Visitors utilize a viewing area in Wood Buffalo National Park during the Dark Sky Festival last August. - photo courtesy of Parks Canada

"We're really excited that it's finally come to fruition for us," said Mike Couvrette of the Thebacha and Wood Buffalo Astronomical Society. "We've been working on this for about a year and a half."

The 44,807-square-kilometre Wood Buffalo National Park became the largest Dark Sky Preserve in the world, meaning it is kept free from artificial light pollution, after the Royal Astronomical Society of Canada granted the designation on Aug. 2. The titled was previously held by Jasper National Park.

The designation won't change how the park operates but it can be used to promote astronomy at the park as well as the ecological benefits of an area free from artificial light.

"Hopefully it'll mean more visitorship for the park," said Robert Dick, manager of Canada's Dark Sky Preserve program with the Royal Astronomical Society of Canada. "The parks over the past couple of decades have seen decreasing numbers of visitors and they'd really like to increase that. They can promote certain aspects of the (Wood Buffalo National Park), but (wanted) to come up with something a little more unique, something you can't get in southern Canada ... one of those aspects is the quality of the night sky."

In order to obtain the designation, Wood Buffalo National Park needed to meet certain requirements for lighting and public outreach. Since part of the purpose of a Dark Sky Preserve is to create areas where people can visit and use to experience a true night sky, it's not entirely feasible to eliminate all light around park facilities, explained Dick.

As a result, parks with the designation use amber or red lights to keep areas such as parking lots or bathrooms usable without adding extra short wavelength light, or blue light. The lights are on as little as possible.

"When you start putting up artificial lighting that literally fundamentally changes the environment for the wildlife," Dick said.

Areas with artificial light at night, particularly blue light, can skew animals, insects, and plants' conception of the length of day and night. The confusion can be problematic for species like migratory birds which rely on the changing lengths of day and night to tell them when to head to warmer climates for the winter.

"There are lots of nocturnal animals, bats, nighthawks, and animals that need the darkness, that's their time," said Mike Keizer, external relations manager for the southwest NWT field unit of Parks Canada, adding that recent reports have shown camping may help people who have trouble sleeping get their internal clocks back to a natural rhythm.

Festival shares the night

The Wood Buffalo Dark Sky Festival began last year as part of a public outreach requirement for the Dark Sky Preserve recognition.

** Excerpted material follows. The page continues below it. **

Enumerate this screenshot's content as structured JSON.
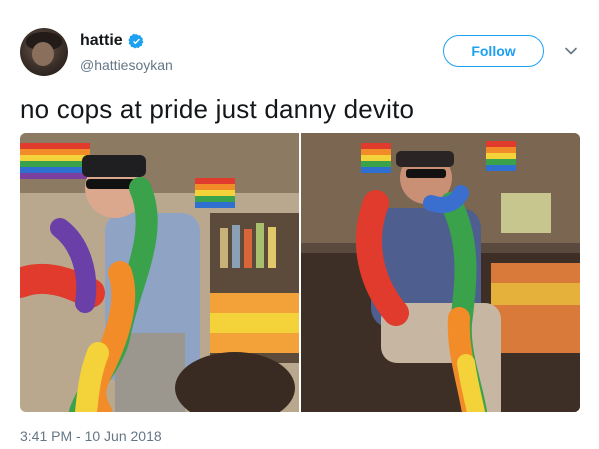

The festival is coming up on its second year, scheduled from Aug. 23 to 25, and is hosted by the Thebacha and Fort Smith Astronomical Society, which was founded in 2011.

This year's festival activities are scheduled to include a science fair, a camp-out with telescopes for night sky viewing, and an inflatable observatory set up for presentations on the night sky in Fort Smith.

"We're looking forward to working with Parks Canada on developing further outreach programs to share knowledge about our dark sky and hopefully in the future document and record the aboriginal mythology of our Northern skies from the Dene perspective," said Couvrette.

The view of the night sky in a place such as Wood Buffalo Park is something few southern Canadians can appreciate, said Dick and Keizer. Both said the number of stars and the type of activity you can see without any urban lighting nearby can be astounding.

"When you look up and see a night sky like you do in Wood Buffalo, with no light pollution, the Milky Way is an actual Milky Way across the sky and the aurora is breathtaking and you can see more stars than you've ever dreamed." said Keizer. "That's what the benefit of this is."